Original plans called for a waterfall along the back wall, but the landlord categorically ruled that one out. To replace the sparkling water—"such an important part of Asian culture," Ling points out—he used a glass-beaded white wall covering. Opposite, propped between the arched windows, full-length elliptical mirrors are set in rectangular black-lacquered frames with a "cracked-ice" motif frequently used in Chinese architecture. In a Parisian context, the pattern also recalls the metalwork of the Eiffel Tower.
One of Ling's most arresting icons for the shop was the "egg," a tall, hollow, freestanding structure made of silver-lacquered foam with stylized Chinese characters, stenciled on the surface, reading wisdom and peace. His intention was to offer an organic, overscale juxtaposition with the many rectangular elements. Thanks to a curtained entrance and a center divider, the egg also provided a pair of fitting rooms—but not for long.

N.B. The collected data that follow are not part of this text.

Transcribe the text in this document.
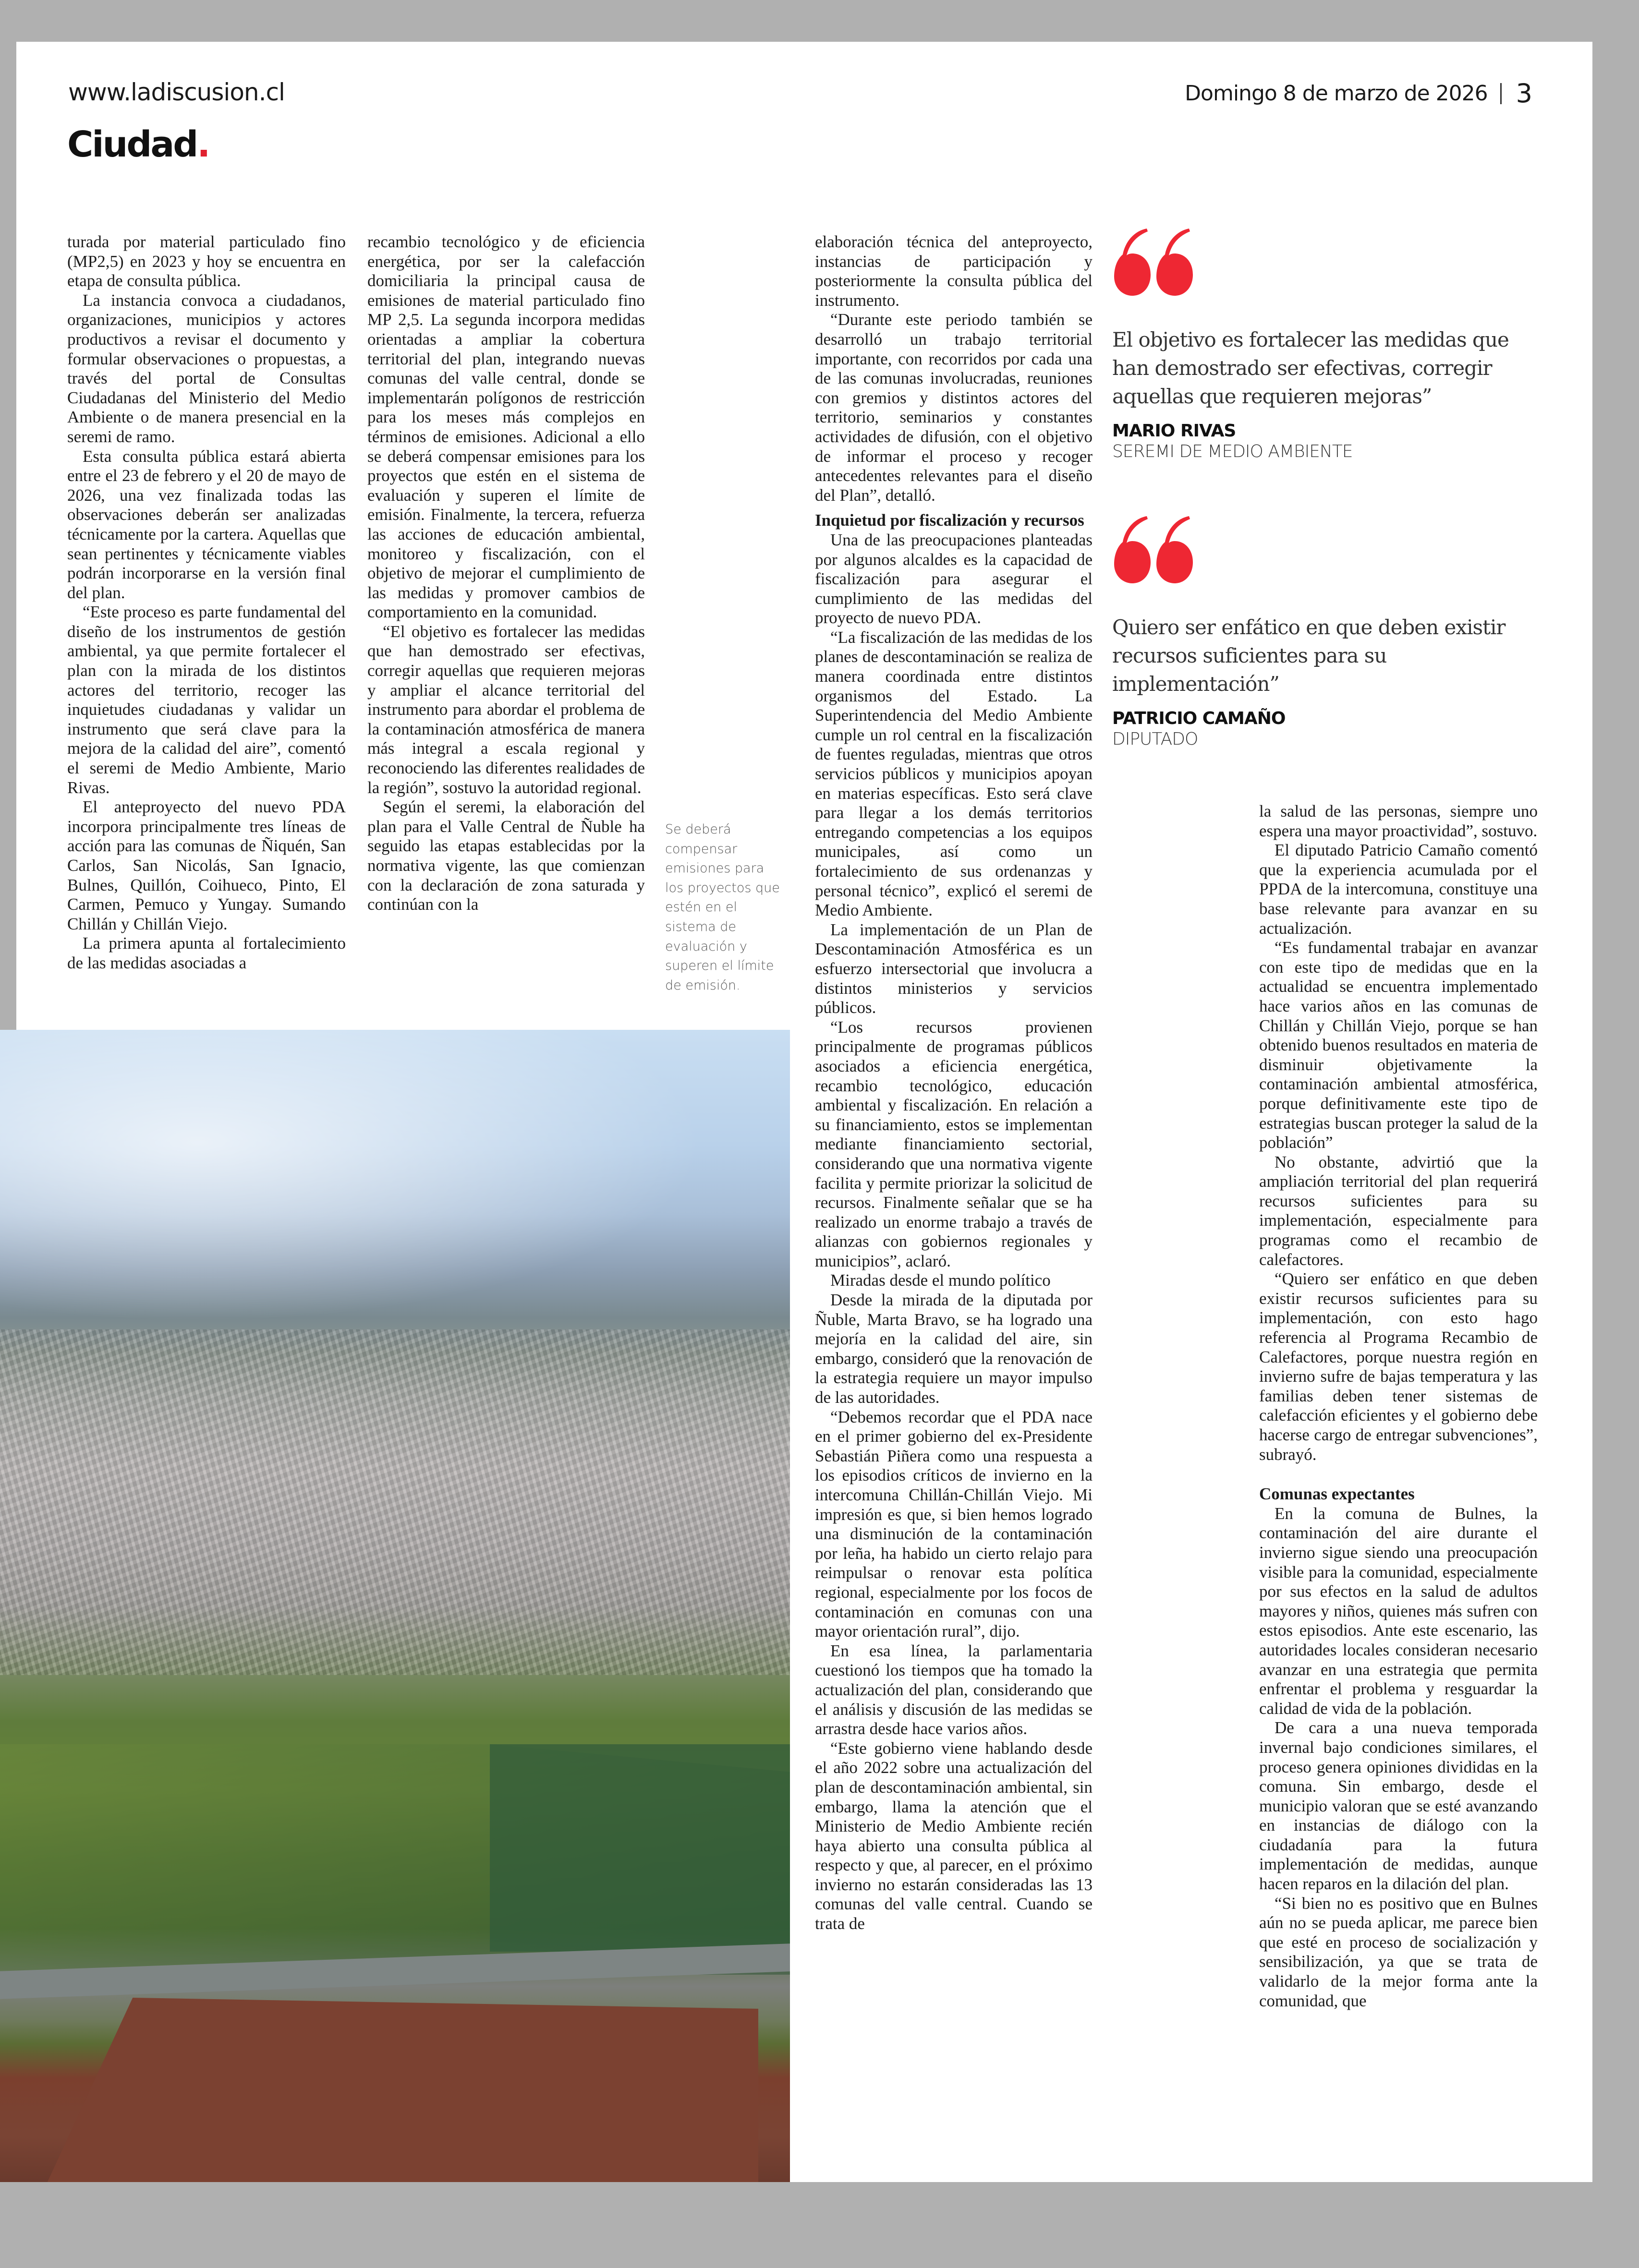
www.ladiscusion.cl	Domingo 8 de marzo de 2026 3
Ciudad.

turada por material particulado fino (MP2,5) en 2023 y hoy se encuentra en etapa de consulta pública.

La instancia convoca a ciudadanos, organizaciones, municipios y actores productivos a revisar el documento y formular observaciones o propuestas, a través del portal de Consultas Ciudadanas del Ministerio del Medio Ambiente o de manera presencial en la seremi de ramo.

Esta consulta pública estará abierta entre el 23 de febrero y el 20 de mayo de 2026, una vez finalizada todas las observaciones deberán ser analizadas técnicamente por la cartera. Aquellas que sean pertinentes y técnicamente viables podrán incorporarse en la versión final del plan.

“Este proceso es parte fundamental del diseño de los instrumentos de gestión ambiental, ya que permite fortalecer el plan con la mirada de los distintos actores del territorio, recoger las inquietudes ciudadanas y validar un instrumento que será clave para la mejora de la calidad del aire”, comentó el seremi de Medio Ambiente, Mario Rivas.

El anteproyecto del nuevo PDA incorpora principalmente tres líneas de acción para las comunas de Ñiquén, San Carlos, San Nicolás, San Ignacio, Bulnes, Quillón, Coihueco, Pinto, El Carmen, Pemuco y Yungay. Sumando Chillán y Chillán Viejo.

La primera apunta al fortalecimiento de las medidas asociadas a

recambio tecnológico y de eficiencia energética, por ser la calefacción domiciliaria la principal causa de emisiones de material particulado fino MP 2,5. La segunda incorpora medidas orientadas a ampliar la cobertura territorial del plan, integrando nuevas comunas del valle central, donde se implementarán polígonos de restricción para los meses más complejos en términos de emisiones. Adicional a ello se deberá compensar emisiones para los proyectos que estén en el sistema de evaluación y superen el límite de emisión. Finalmente, la tercera, refuerza las acciones de educación ambiental, monitoreo y fiscalización, con el objetivo de mejorar el cumplimiento de las medidas y promover cambios de comportamiento en la comunidad.

“El objetivo es fortalecer las medidas que han demostrado ser efectivas, corregir aquellas que requieren mejoras y ampliar el alcance territorial del instrumento para abordar el problema de la contaminación atmosférica de manera más integral a escala regional y reconociendo las diferentes realidades de la región”, sostuvo la autoridad regional.

Según el seremi, la elaboración del plan para el Valle Central de Ñuble ha seguido las etapas establecidas por la normativa vigente, las que comienzan con la declaración de zona saturada y continúan con la

Se deberá compensar emisiones para los proyectos que estén en el sistema de evaluación y superen el límite de emisión.

elaboración técnica del anteproyecto, instancias de participación y posteriormente la consulta pública del instrumento.

“Durante este periodo también se desarrolló un trabajo territorial importante, con recorridos por cada una de las comunas involucradas, reuniones con gremios y distintos actores del territorio, seminarios y constantes actividades de difusión, con el objetivo de informar el proceso y recoger antecedentes relevantes para el diseño del Plan”, detalló.

Inquietud por fiscalización y recursos

Una de las preocupaciones planteadas por algunos alcaldes es la capacidad de fiscalización para asegurar el cumplimiento de las medidas del proyecto de nuevo PDA.

“La fiscalización de las medidas de los planes de descontaminación se realiza de manera coordinada entre distintos organismos del Estado. La Superintendencia del Medio Ambiente cumple un rol central en la fiscalización de fuentes reguladas, mientras que otros servicios públicos y municipios apoyan en materias específicas. Esto será clave para llegar a los demás territorios entregando competencias a los equipos municipales, así como un fortalecimiento de sus ordenanzas y personal técnico”, explicó el seremi de Medio Ambiente.

La implementación de un Plan de Descontaminación Atmosférica es un esfuerzo intersectorial que involucra a distintos ministerios y servicios públicos.

“Los recursos provienen principalmente de programas públicos asociados a eficiencia energética, recambio tecnológico, educación ambiental y fiscalización. En relación a su financiamiento, estos se implementan mediante financiamiento sectorial, considerando que una normativa vigente facilita y permite priorizar la solicitud de recursos. Finalmente señalar que se ha realizado un enorme trabajo a través de alianzas con gobiernos regionales y municipios”, aclaró.

Miradas desde el mundo político

Desde la mirada de la diputada por Ñuble, Marta Bravo, se ha logrado una mejoría en la calidad del aire, sin embargo, consideró que la renovación de la estrategia requiere un mayor impulso de las autoridades.

“Debemos recordar que el PDA nace en el primer gobierno del ex-Presidente Sebastián Piñera como una respuesta a los episodios críticos de invierno en la intercomuna Chillán-Chillán Viejo. Mi impresión es que, si bien hemos logrado una disminución de la contaminación por leña, ha habido un cierto relajo para reimpulsar o renovar esta política regional, especialmente por los focos de contaminación en comunas con una mayor orientación rural”, dijo.

En esa línea, la parlamentaria cuestionó los tiempos que ha tomado la actualización del plan, considerando que el análisis y discusión de las medidas se arrastra desde hace varios años.

“Este gobierno viene hablando desde el año 2022 sobre una actualización del plan de descontaminación ambiental, sin embargo, llama la atención que el Ministerio de Medio Ambiente recién haya abierto una consulta pública al respecto y que, al parecer, en el próximo invierno no estarán consideradas las 13 comunas del valle central. Cuando se trata de

la salud de las personas, siempre uno espera una mayor proactividad”, sostuvo.

El diputado Patricio Camaño comentó que la experiencia acumulada por el PPDA de la intercomuna, constituye una base relevante para avanzar en su actualización.

“Es fundamental trabajar en avanzar con este tipo de medidas que en la actualidad se encuentra implementado hace varios años en las comunas de Chillán y Chillán Viejo, porque se han obtenido buenos resultados en materia de disminuir objetivamente la contaminación ambiental atmosférica, porque definitivamente este tipo de estrategias buscan proteger la salud de la población”

No obstante, advirtió que la ampliación territorial del plan requerirá recursos suficientes para su implementación, especialmente para programas como el recambio de calefactores.

“Quiero ser enfático en que deben existir recursos suficientes para su implementación, con esto hago referencia al Programa Recambio de Calefactores, porque nuestra región en invierno sufre de bajas temperatura y las familias deben tener sistemas de calefacción eficientes y el gobierno debe hacerse cargo de entregar subvenciones”, subrayó.

Comunas expectantes

En la comuna de Bulnes, la contaminación del aire durante el invierno sigue siendo una preocupación visible para la comunidad, especialmente por sus efectos en la salud de adultos mayores y niños, quienes más sufren con estos episodios. Ante este escenario, las autoridades locales consideran necesario avanzar en una estrategia que permita enfrentar el problema y resguardar la calidad de vida de la población.

De cara a una nueva temporada invernal bajo condiciones similares, el proceso genera opiniones divididas en la comuna. Sin embargo, desde el municipio valoran que se esté avanzando en instancias de diálogo con la ciudadanía para la futura implementación de medidas, aunque hacen reparos en la dilación del plan.

“Si bien no es positivo que en Bulnes aún no se pueda aplicar, me parece bien que esté en proceso de socialización y sensibilización, ya que se trata de validarlo de la mejor forma ante la comunidad, que

El objetivo es fortalecer las medidas que han demostrado ser efectivas, corregir aquellas que requieren mejoras”
MARIO RIVAS
SEREMI DE MEDIO AMBIENTE
Quiero ser enfático en que deben existir recursos suficientes para su implementación”
PATRICIO CAMAÑO
DIPUTADO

Episode buyer Bruno Paillard calls the egg a "very original concept" but explains that it took up too much valuable sales space. In a final irony, the same element that Paillard deemed too large was considered too small by customers, who found the dressing rooms cramped. So out the egg went.
"Modifications are often made to a store we've designed, to adjust to physical or visual merchandising needs," Ling says. "To anticipate that, we developed a kit of parts for Episode, the egg being just one piece. It became a trade-off between aesthetics and function, art and commerce."
A standard dressing room hides behind the rear wall, and more of Ling's practical walnut benches have replaced the experimental ovoid. "I believe a store can and should evolve in an interactive way," the architect says. "As long as the evolution occurs within the concept we set up."